ES 499.1 locomotives operate both on the 3,000 V DC system and the 25 kV 50 Hz AC system.

==History==
In 1980 Škoda produced ES 499.1001 and 1002 as prototype locomotives for the replacement of the existing ČSD fleet. Production series locomotives started to be delivered in 1984. Two single system derivatives were also created S 499.2 (AC) and E 499.3 (DC). During 1990 further development to run at 140 km/h lead to the ČD Class 362, but an order for 30 locos was canceled due to financial problems. Some ČD Class 363 and ŽSR Class 363 locomotives are being rebuilt as 362s.

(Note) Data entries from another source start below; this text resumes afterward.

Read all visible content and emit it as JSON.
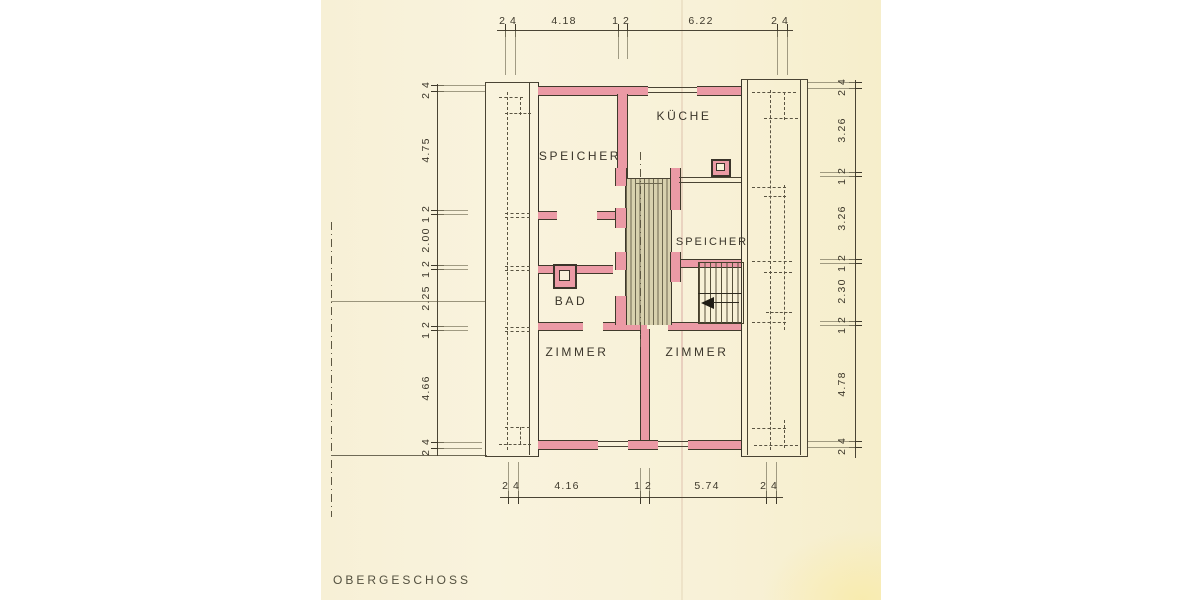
{
  "title": "OBERGESCHOSS",
  "rooms": {
    "speicher_left": "SPEICHER",
    "kueche": "KÜCHE",
    "speicher_right": "SPEICHER",
    "bad": "BAD",
    "zimmer_left": "ZIMMER",
    "zimmer_right": "ZIMMER"
  },
  "dims": {
    "top": [
      "24",
      "4.18",
      "12",
      "6.22",
      "24"
    ],
    "bottom": [
      "24",
      "4.16",
      "12",
      "5.74",
      "24"
    ],
    "left": [
      "24",
      "4.75",
      "12",
      "2.00",
      "12",
      "2.25",
      "12",
      "4.66",
      "24"
    ],
    "right": [
      "24",
      "3.26",
      "12",
      "3.26",
      "12",
      "2.30",
      "12",
      "4.78",
      "24"
    ]
  },
  "colors": {
    "paper": "#f8f1d7",
    "wall_fill": "#eb9aa5",
    "ink": "#3e392b",
    "hatch": "#6e6850"
  }
}
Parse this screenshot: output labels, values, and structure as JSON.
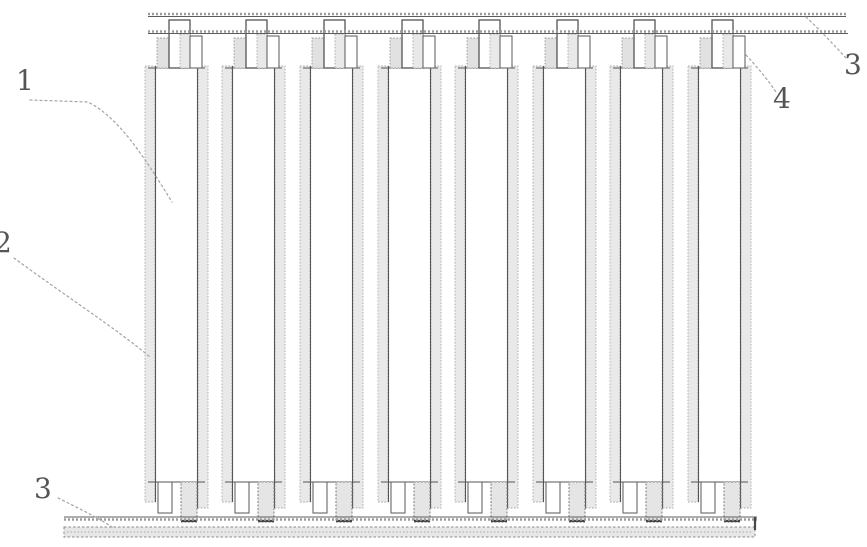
{
  "figure": {
    "kind": "patent-line-drawing",
    "description": "Stack of eight vertical plates hung by hooks from a top rail onto a bottom bar",
    "panel_count": 8,
    "labels": [
      {
        "name": "label-1",
        "text": "1"
      },
      {
        "name": "label-2",
        "text": "2"
      },
      {
        "name": "label-3-bottom",
        "text": "3"
      },
      {
        "name": "label-3-top-right",
        "text": "3"
      },
      {
        "name": "label-4",
        "text": "4"
      }
    ],
    "colors": {
      "background": "#ffffff",
      "line": "#555555",
      "stipple_fill": "#e9e9e9",
      "label_text": "#555555",
      "leader": "#a3a3a3"
    }
  }
}
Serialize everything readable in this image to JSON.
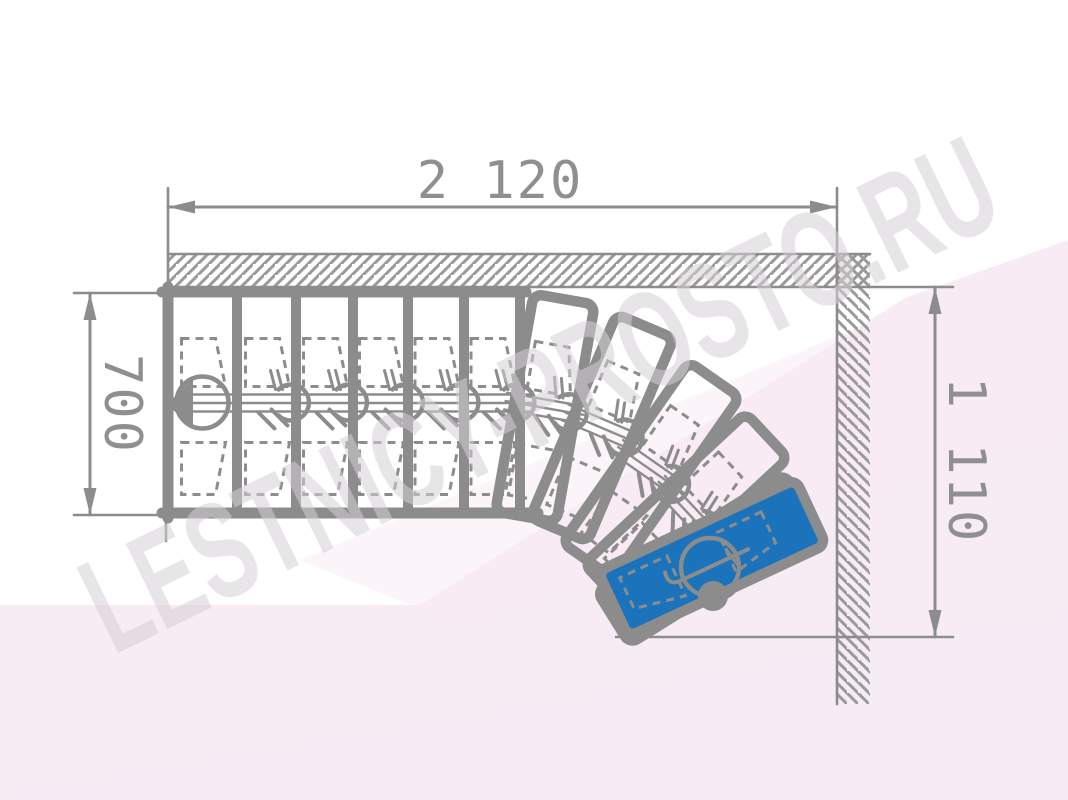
{
  "watermark": {
    "text": "LESTNICY-PROSTO.RU",
    "color": "#d6d0d6"
  },
  "dimensions": {
    "top_width": "2 120",
    "left_depth": "700",
    "right_height": "1 110"
  },
  "colors": {
    "line": "#8c8c8c",
    "hatch": "#9a9a9a",
    "text": "#8f8f8f",
    "blue_tread": "#1b73bc",
    "bg1": "#f8ecf4",
    "bg2": "#f7ebf3",
    "bg3": "#f5ecf6"
  },
  "plan": {
    "canvas": [
      1068,
      800
    ],
    "background": [
      {
        "pts": "0,605 420,605 905,298 1068,240 1068,800 0,800",
        "fill": "#f8ecf4",
        "op": 1
      },
      {
        "pts": "300,560 1068,240 1068,430 460,625",
        "fill": "#f7ebf3",
        "op": 0.55
      },
      {
        "pts": "0,800 1068,618 1068,800",
        "fill": "#f5ecf6",
        "op": 1
      }
    ],
    "walls": {
      "top": {
        "rect": [
          168,
          254,
          702,
          33
        ]
      },
      "right": {
        "rect": [
          837,
          254,
          33,
          450
        ]
      },
      "lines": [
        [
          168,
          254,
          870,
          254
        ],
        [
          168,
          287,
          837,
          287
        ],
        [
          837,
          254,
          837,
          704
        ]
      ]
    },
    "run": {
      "top": 292,
      "bottom": 513,
      "left": 168,
      "right_ext": 526,
      "tread_edges": [
        168,
        237,
        296,
        353,
        408,
        464,
        520
      ]
    },
    "spine": {
      "x1": 178,
      "x2": 532,
      "cy": 403,
      "gap": 8.5
    },
    "start_arrow": "193,379 193,429 167,404",
    "stub": [
      166,
      513,
      166,
      541
    ],
    "tread": {
      "w": 62,
      "h": 221
    },
    "winders": [
      [
        545,
        408,
        10
      ],
      [
        602,
        428,
        23
      ],
      [
        651,
        470,
        35
      ],
      [
        686,
        511,
        47
      ],
      [
        707,
        559,
        58
      ]
    ],
    "exit": {
      "cx": 712,
      "cy": 558,
      "a": 65,
      "w": 72,
      "h": 218,
      "dot": [
        713,
        596,
        15
      ],
      "sym": [
        710,
        567,
        29
      ]
    },
    "dims": {
      "top": {
        "line": [
          168,
          207,
          837,
          207
        ],
        "ext": [
          [
            168,
            188,
            168,
            292
          ],
          [
            837,
            188,
            837,
            287
          ]
        ]
      },
      "left": {
        "line": [
          90,
          293,
          90,
          515
        ],
        "ext": [
          [
            74,
            293,
            168,
            293
          ],
          [
            74,
            515,
            532,
            515
          ]
        ]
      },
      "right": {
        "line": [
          935,
          287,
          935,
          637
        ],
        "ext": [
          [
            837,
            287,
            953,
            287
          ],
          [
            616,
            637,
            953,
            637
          ]
        ]
      }
    }
  }
}
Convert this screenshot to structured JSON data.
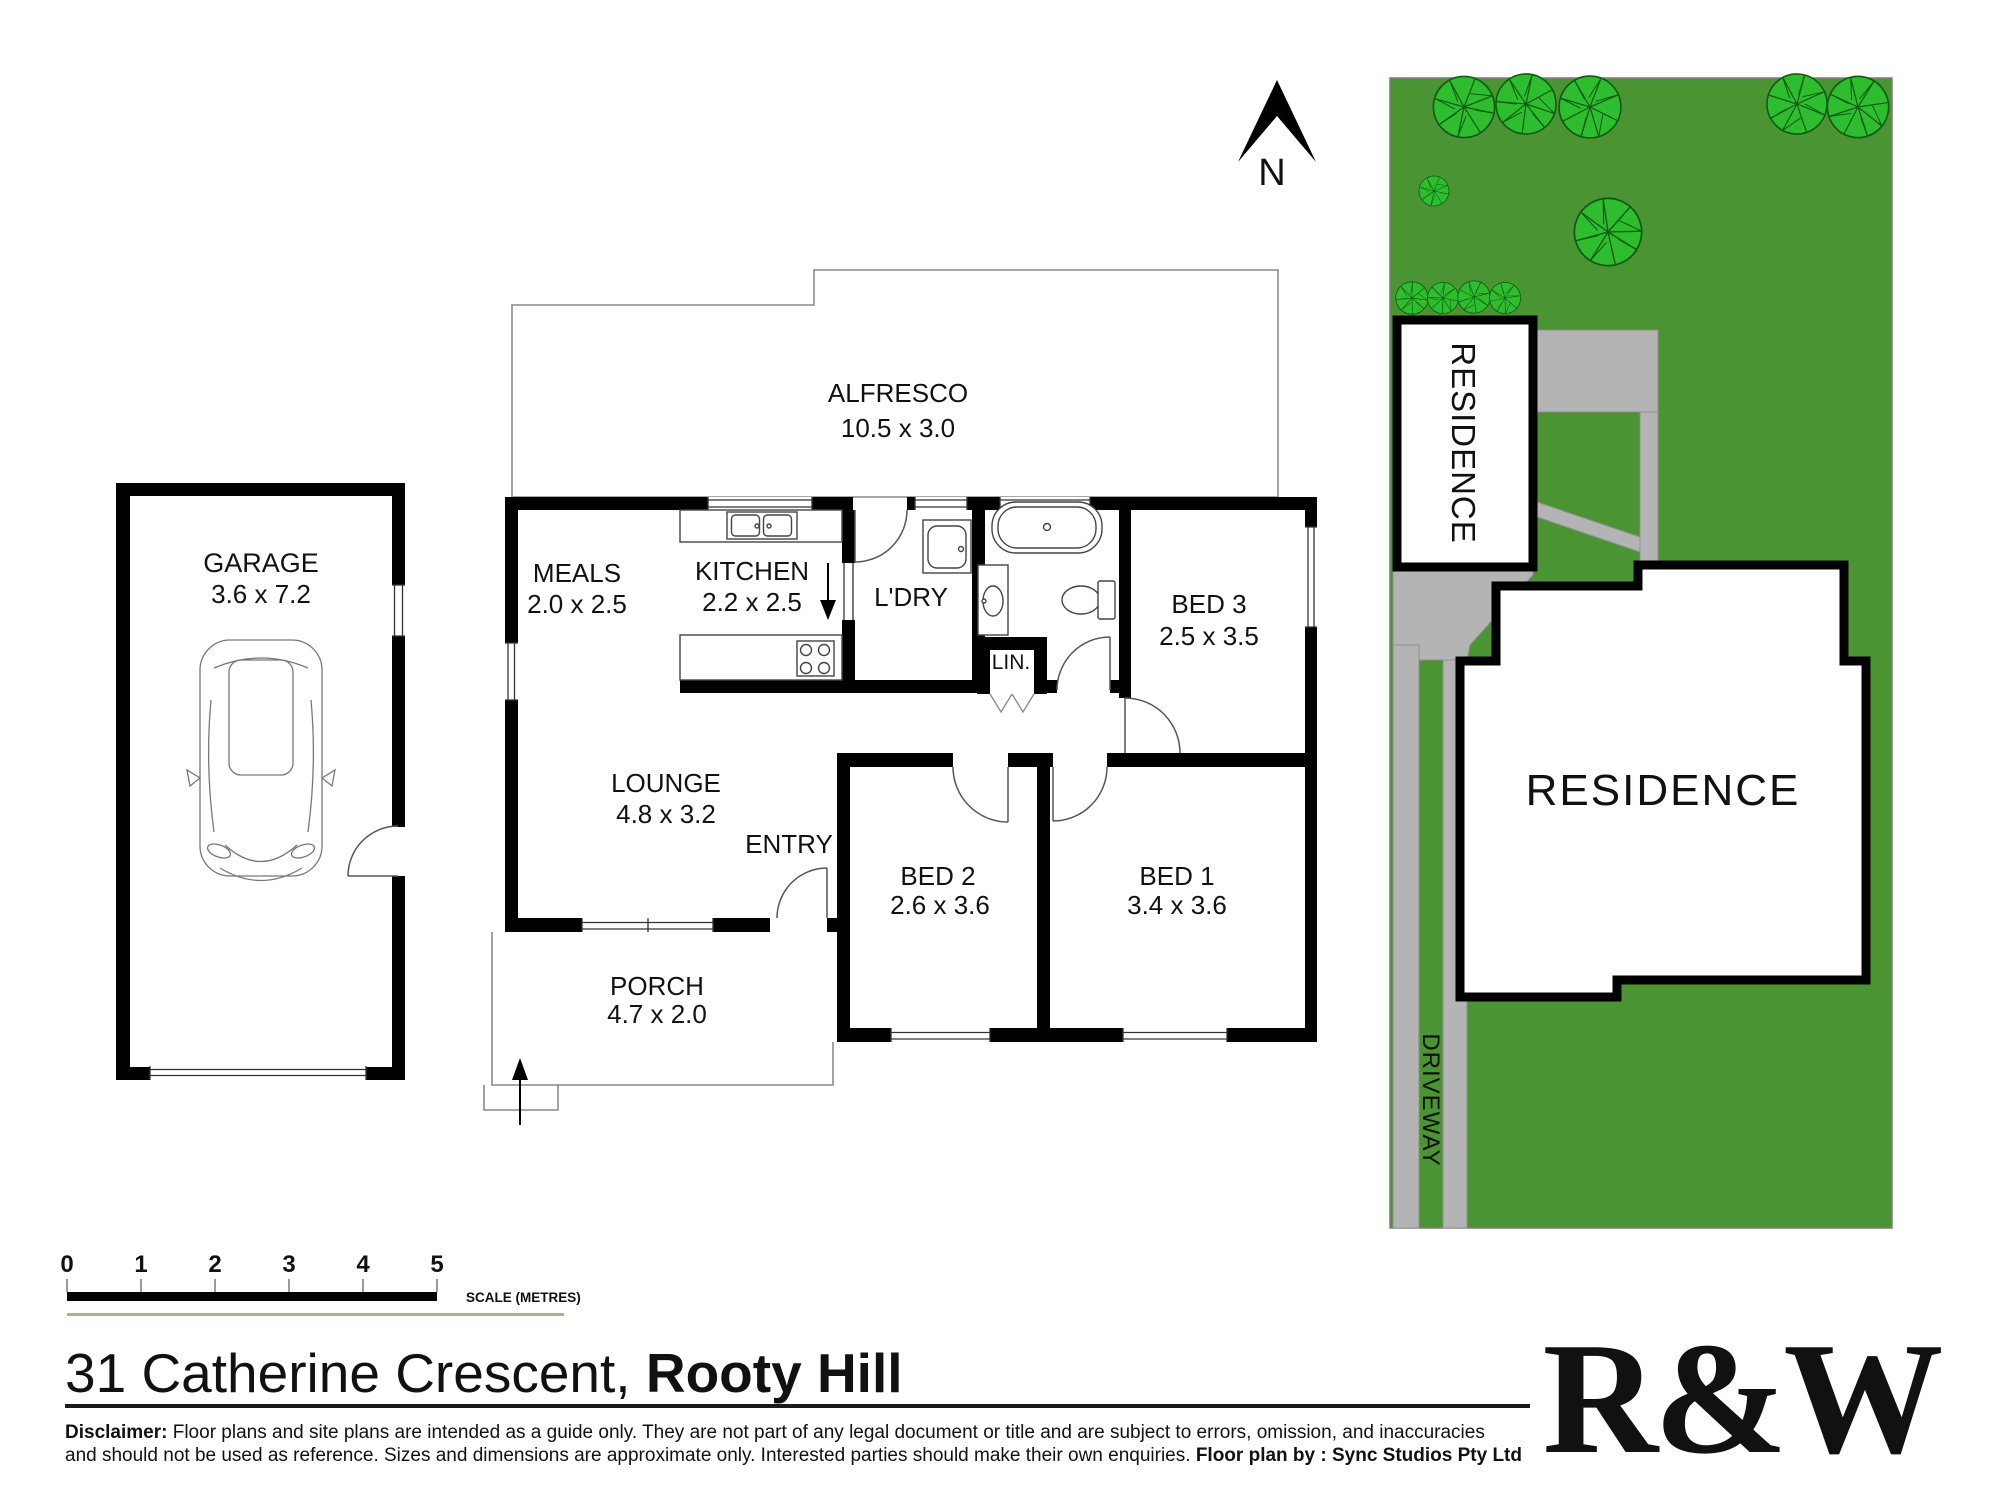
{
  "colors": {
    "wall": "#000000",
    "grass": "#4b9434",
    "tree_fill": "#2ebd2e",
    "tree_stroke": "#0f5c10",
    "paving": "#b4b4b4",
    "accent_red": "#d61f3d",
    "scale_tan": "#b5ac96"
  },
  "floor_plan": {
    "north_label": "N",
    "rooms": [
      {
        "name": "GARAGE",
        "dims": "3.6 x 7.2"
      },
      {
        "name": "ALFRESCO",
        "dims": "10.5 x 3.0"
      },
      {
        "name": "MEALS",
        "dims": "2.0 x 2.5"
      },
      {
        "name": "KITCHEN",
        "dims": "2.2 x 2.5"
      },
      {
        "name": "L'DRY",
        "dims": ""
      },
      {
        "name": "LIN.",
        "dims": ""
      },
      {
        "name": "BED 3",
        "dims": "2.5 x 3.5"
      },
      {
        "name": "LOUNGE",
        "dims": "4.8 x 3.2"
      },
      {
        "name": "ENTRY",
        "dims": ""
      },
      {
        "name": "BED 2",
        "dims": "2.6 x 3.6"
      },
      {
        "name": "BED 1",
        "dims": "3.4 x 3.6"
      },
      {
        "name": "PORCH",
        "dims": "4.7 x 2.0"
      }
    ]
  },
  "site_plan": {
    "residence_main_label": "RESIDENCE",
    "residence_neighbor_label": "RESIDENCE",
    "driveway_label": "DRIVEWAY"
  },
  "scale_bar": {
    "ticks": [
      "0",
      "1",
      "2",
      "3",
      "4",
      "5"
    ],
    "label": "SCALE (METRES)"
  },
  "footer": {
    "address_regular": "31 Catherine Crescent, ",
    "address_bold": "Rooty Hill",
    "disclaimer_bold": "Disclaimer:",
    "disclaimer_rest_line1": " Floor plans and site plans are intended as a guide only. They are not part of any legal document or title and are subject to errors, omission, and inaccuracies",
    "disclaimer_line2": "and should not be used as reference. Sizes and dimensions are approximate only. Interested parties should make their own enquiries. ",
    "disclaimer_line2_bold": "Floor plan by : Sync Studios Pty Ltd",
    "logo": "R&W"
  }
}
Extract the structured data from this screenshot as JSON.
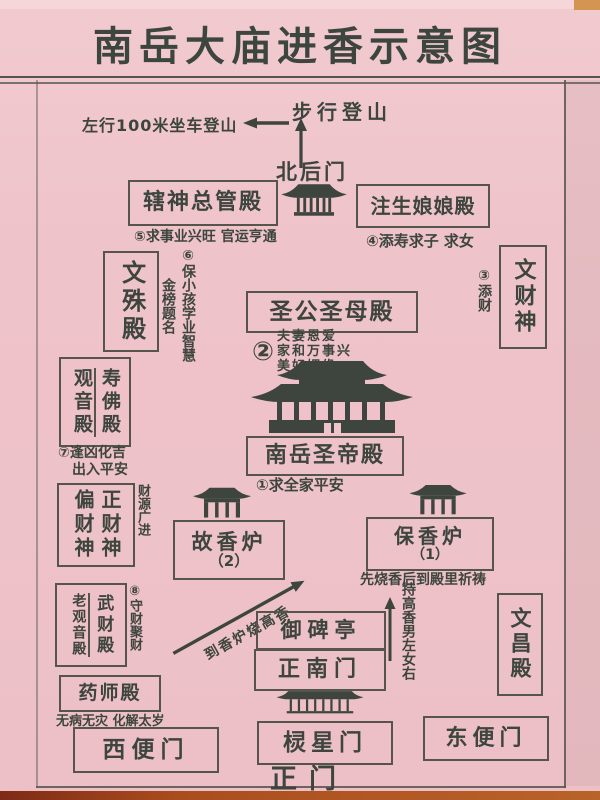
{
  "title": "南岳大庙进香示意图",
  "colors": {
    "paper": "#eec3c9",
    "ink": "#3d453e",
    "line": "#56554c",
    "table": "#a5501f"
  },
  "top_area": {
    "walk_up": "步行登山",
    "ride_up": "左行100米坐车登山",
    "north_back_gate": "北后门"
  },
  "halls": {
    "xiashen": {
      "name": "辖神总管殿",
      "note": "⑤求事业兴旺 官运亨通"
    },
    "zhusheng": {
      "name": "注生娘娘殿",
      "note": "④添寿求子 求女"
    },
    "wenshu": {
      "name": "文殊殿",
      "note_col1": "⑥保小孩学业智慧",
      "note_col2": "金榜题名"
    },
    "wencaishen": {
      "name": "文财神",
      "note": "③添财"
    },
    "shenggongshengmu": {
      "name": "圣公圣母殿",
      "badge": "②",
      "notes": [
        "夫妻恩爱",
        "家和万事兴",
        "美好姻缘"
      ]
    },
    "shengdi": {
      "name": "南岳圣帝殿",
      "note": "①求全家平安"
    },
    "guanyin_shoufo": {
      "left": "观音殿",
      "right": "寿佛殿",
      "note_line1": "⑦逢凶化吉",
      "note_line2": "出入平安"
    },
    "piancai_zhengcai": {
      "left": "偏财神",
      "right": "正财神",
      "note": "财源广进"
    },
    "gu_xianglu": {
      "name": "故香炉",
      "number": "（2）"
    },
    "bao_xianglu": {
      "name": "保香炉",
      "number": "（1）",
      "note": "先烧香后到殿里祈祷"
    },
    "laoguanyin_wucai": {
      "left": "老观音殿",
      "right": "武财殿",
      "note": "⑧守财聚财"
    },
    "yubeiting": {
      "name": "御碑亭"
    },
    "zhengnanmen": {
      "name": "正南门"
    },
    "wenchang": {
      "name": "文昌殿"
    },
    "yaoshi": {
      "name": "药师殿",
      "note": "无病无灾 化解太岁"
    },
    "xibianmen": {
      "name": "西便门"
    },
    "lingxingmen": {
      "name": "棂星门"
    },
    "dongbianmen": {
      "name": "东便门"
    },
    "zhengmen": {
      "name": "正门"
    }
  },
  "annotations": {
    "to_burner": "到香炉烧高香",
    "hold_incense": "持高香男左女右"
  },
  "icons": {
    "pavilion": "temple-pavilion-silhouette",
    "palace": "grand-hall-silhouette",
    "archway": "stone-archway-silhouette",
    "long_gate": "wide-gate-silhouette",
    "up_arrow": "↑",
    "left_arrow": "←",
    "diagonal_arrow": "↗"
  }
}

Since 2011, they have also been operated with control trailers.

==Power regulation==
In 1980, these locomotives were the world's first multi-system locomotives with power thyristor pulse regulation. This regulation has minimal losses compared to older resistive regulation with much higher losses. This gave the locomotive its characteristic sound in three frequencies (the first is 33,3 Hz, the second is 100 Hz and the third is 300 Hz) when the locomotive is accelerating.

==Usage==
363s are currently used to haul these services
- ČD CZE
  - Prague - Břeclav
  - Prague - České Budějovice
  - Prague - Plzeň
  - Ústí nad Labem - Cheb
  - Břeclav - Petrovice u Karviné
  - Brno - Bohumín
  - Brno - Olomouc (- Šumperk)
- ZSSK SVK
  - Bratislava - Žilina - Košice

==Disposition==
Source:

| 363 002 | ČD |
| 363 003 - 363 016 | ČD Cargo |
| 363 018 | ČD Cargo |
| 363 020 | ČD Cargo |
| 363 022 | ČD Cargo |
| 363 025 - 363 026 | ČD Cargo |
| 363 028 - 363 029 | ČD Cargo |
| 363 030 | ČD |
| 363 031 - 363 032 | ČD Cargo |
| 363 034 - 363 038 | ČD Cargo |
| 363 041 | ČD Cargo |
| 363 043 - 363 045 | ČD Cargo |
| 363 047 - 363 051 | ČD Cargo |
| 363 054 | ČD |
| 363 058 - 363 059 | ČD Cargo |
| 363 061 | ČD |
| 363 063 | ČD Cargo |
| 363 064 | ČD |
| 363 065 - 363 067 | ČD Cargo |
| 363 069 | ČD |
| 363 071 | ČD |
| 363 072 - 363 075 | ČD Cargo |
| 363 088 - 363 100 | ZSSK Cargo |
| 363 101 | ZSSK |
| 363 102 - 363 106 | ZSSK Cargo |
| 363 107 | ZSSK |
| 363 114 | ČD |
| 363 132 | ČD |
| 363 133 - 363 137 | ZSSK |
| 363 138 - 363 142 | ZSSK Cargo |
| 363 143 - 363 147 | ZSSK |

As of June 23, 2008, 12 363s remained in service with ZSSK, 23 with ZSSK Cargo, 63 with ČD and 47 with ČD Cargo.